Cross My Heart and Hope to Spy(60)

"I don't know if you realize it, Cam, but what happened last semester…what happened between you and Josh … it scared a lot of people. It made us reexamine a lot of things."

"Do you mean security?" I asked. "Because I could really point out a blind spot or two they've missed."

"No, sweetie. Something bigger. We've spent millions training you girls with the best curriculum in the world. And yet you don't know much about half of the world's population." Which was true. "The trustees and I felt it was important that Gallagher Girls learn how to communicate with, and trust the men you'll have to work with some day."

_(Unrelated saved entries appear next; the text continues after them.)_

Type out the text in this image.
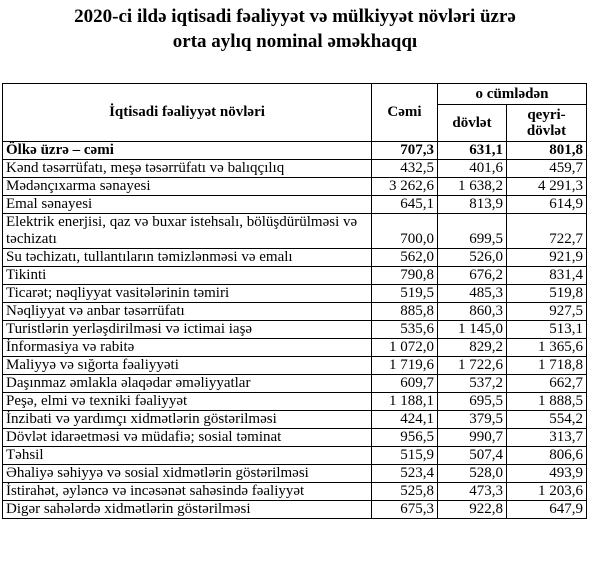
2020-ci ildə iqtisadi fəaliyyət və mülkiyyət növləri üzrə
orta aylıq nominal əməkhaqqı
İqtisadi fəaliyyət növləri	Cəmi	o cümlədən	
		dövlət	qeyri-
dövlət

Ölkə üzrə – cəmi	707,3	631,1	801,8
Kənd təsərrüfatı, meşə təsərrüfatı və balıqçılıq	432,5	401,6	459,7
Mədənçıxarma sənayesi	3 262,6	1 638,2	4 291,3
Emal sənayesi	645,1	813,9	614,9
Elektrik enerjisi, qaz və buxar istehsalı, bölüşdürülməsi və təchizatı	700,0	699,5	722,7
Su təchizatı, tullantıların təmizlənməsi və emalı	562,0	526,0	921,9
Tikinti	790,8	676,2	831,4
Ticarət; nəqliyyat vasitələrinin təmiri	519,5	485,3	519,8
Nəqliyyat və anbar təsərrüfatı	885,8	860,3	927,5
Turistlərin yerləşdirilməsi və ictimai iaşə	535,6	1 145,0	513,1
İnformasiya və rabitə	1 072,0	829,2	1 365,6
Maliyyə və sığorta fəaliyyəti	1 719,6	1 722,6	1 718,8
Daşınmaz əmlakla əlaqədar əməliyyatlar	609,7	537,2	662,7
Peşə, elmi və texniki fəaliyyət	1 188,1	695,5	1 888,5
İnzibati və yardımçı xidmətlərin göstərilməsi	424,1	379,5	554,2
Dövlət idarəetməsi və müdafiə; sosial təminat	956,5	990,7	313,7
Təhsil	515,9	507,4	806,6
Əhaliyə səhiyyə və sosial xidmətlərin göstərilməsi	523,4	528,0	493,9
İstirahət, əyləncə və incəsənət sahəsində fəaliyyət	525,8	473,3	1 203,6
Digər sahələrdə xidmətlərin göstərilməsi	675,3	922,8	647,9
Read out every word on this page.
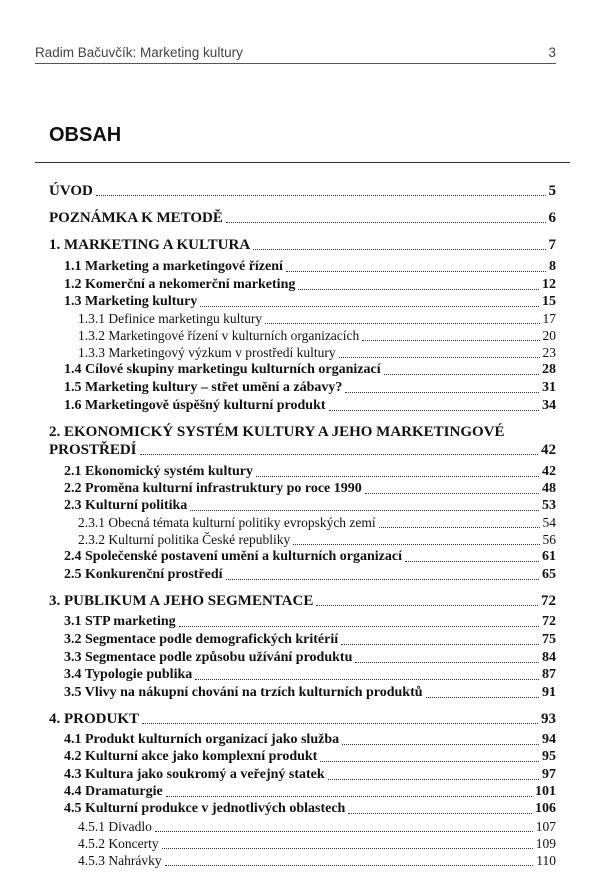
Radim Bačuvčík: Marketing kultury	3
OBSAH
ÚVOD	5
POZNÁMKA K METODĚ	6
1. MARKETING A KULTURA	7
1.1 Marketing a marketingové řízení	8
1.2 Komerční a nekomerční marketing	12
1.3 Marketing kultury	15
1.3.1 Definice marketingu kultury	17
1.3.2 Marketingové řízení v kulturních organizacích	20
1.3.3 Marketingový výzkum v prostředí kultury	23
1.4 Cílové skupiny marketingu kulturních organizací	28
1.5 Marketing kultury – střet umění a zábavy?	31
1.6 Marketingově úspěšný kulturní produkt	34
2. EKONOMICKÝ SYSTÉM KULTURY A JEHO MARKETINGOVÉ
PROSTŘEDÍ	42
2.1 Ekonomický systém kultury	42
2.2 Proměna kulturní infrastruktury po roce 1990	48
2.3 Kulturní politika	53
2.3.1 Obecná témata kulturní politiky evropských zemí	54
2.3.2 Kulturní politika České republiky	56
2.4 Společenské postavení umění a kulturních organizací	61
2.5 Konkurenční prostředí	65
3. PUBLIKUM A JEHO SEGMENTACE	72
3.1 STP marketing	72
3.2 Segmentace podle demografických kritérií	75
3.3 Segmentace podle způsobu užívání produktu	84
3.4 Typologie publika	87
3.5 Vlivy na nákupní chování na trzích kulturních produktů	91
4. PRODUKT	93
4.1 Produkt kulturních organizací jako služba	94
4.2 Kulturní akce jako komplexní produkt	95
4.3 Kultura jako soukromý a veřejný statek	97
4.4 Dramaturgie	101
4.5 Kulturní produkce v jednotlivých oblastech	106
4.5.1 Divadlo	107
4.5.2 Koncerty	109
4.5.3 Nahrávky	110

Trust. We stake our lives on it, but it's a subject that not even the Gallagher Academy can teach. When do you let your guard down? Who do you let in? And I knew at that moment, as I sat beside my mother, bathing in the warm spring light, that those were the questions a good spy never stops asking.

Mom looked at me—and I could have sworn she was seeing straight through me. "If you hurry, you can catch him."

"Catch who?"

"Zach," Mom said. "The boys…the Blackthorne trustees want them to take finals with their classmates." My mother must have sensed my confusion, because she said, "They're leaving."

"You're already packed," I said when I reached him, because, really, there wasn't anything else to say—or too much—I'm not sure.

He smiled. "We've all got baggage."

A crisp, clean breeze blew through the open doors. Breakfast was waiting. And classes. And finals. But the entire school seemed to be frozen in space and time. The boys carried suitcases and backpacks, while our world got ready to return to normal—whatever that's supposed to be.

I pointed to the bruise on his face. "That looks bad."

But Zach shook his head. "It isn't. He—"

"Hits like a girl?" I teased.

But Zach didn't smile; he didn't laugh. Something else hung in the air between us as he said, "Not the girls I know."

I thought about the boy I'd met in D.C.—the kid who'd teased me all semester—and I tried to reconcile those images with the boy who stood before me.

Zach was still cocky; he was still tough. But on the other hand, he'd offered me candy once when I was hungry, and I couldn't help thinking that maybe that made him sort of knightlike after all. That maybe it wasn't his fault his armor was kind of tarnished.

A semester was gone, so I didn't let myself think about what might have happened if things had been different. After all, trust is a hard thing for any girl—especially a Gallagher Girl—and this is the life I've chosen. These are questions and doubts that will probably follow me for the rest of my life.

I turned slowly, started to walk away—toward my friends and my future and whatever was supposed to come next.

"Oh, and Cammie." At the sound of his voice I spun around, expecting to hear him crack a joke or call me Gallagher Girl. The last thing I expected was to feel his arms sliding around me, to sense the whole world turning upside down as Zach dipped me in the middle of the foyer and pressed his lips to mine.

Then he smiled that smile I'd come to know. "I always finish what I start."

He stepped toward the open door and the warm spring sun that was just waiting to burst into summer, a new season. Another clean slate.

"So this is good-bye?" I asked.

"Come on, Gallagher Girl." Zach turned to me. He winked. "What would be the odds of that?"

He walked outside and got in the van, and as far as I could tell, he never looked back—

Because neither did I.

I didn't think about the rules we'd broken or the time we'd wasted. I didn't dwell on the questions that had seemed so important once and were now fading like a long-lost note in a heavy rain.

There are secrets in my world. They stack side by side like dominoes, and last September they'd started to fall—all because I'd said hello to a boy. Now I was saying good-bye to another one. But now, at least in Zach's case, I finally knew the truth. Well…most of the truth.

And it had set me free.

The whole summer lay ahead of us—time to rest, time to wait. And when the future comes—no matter what comes with it—I'll be smarter. I'll be stronger. I'll be ready.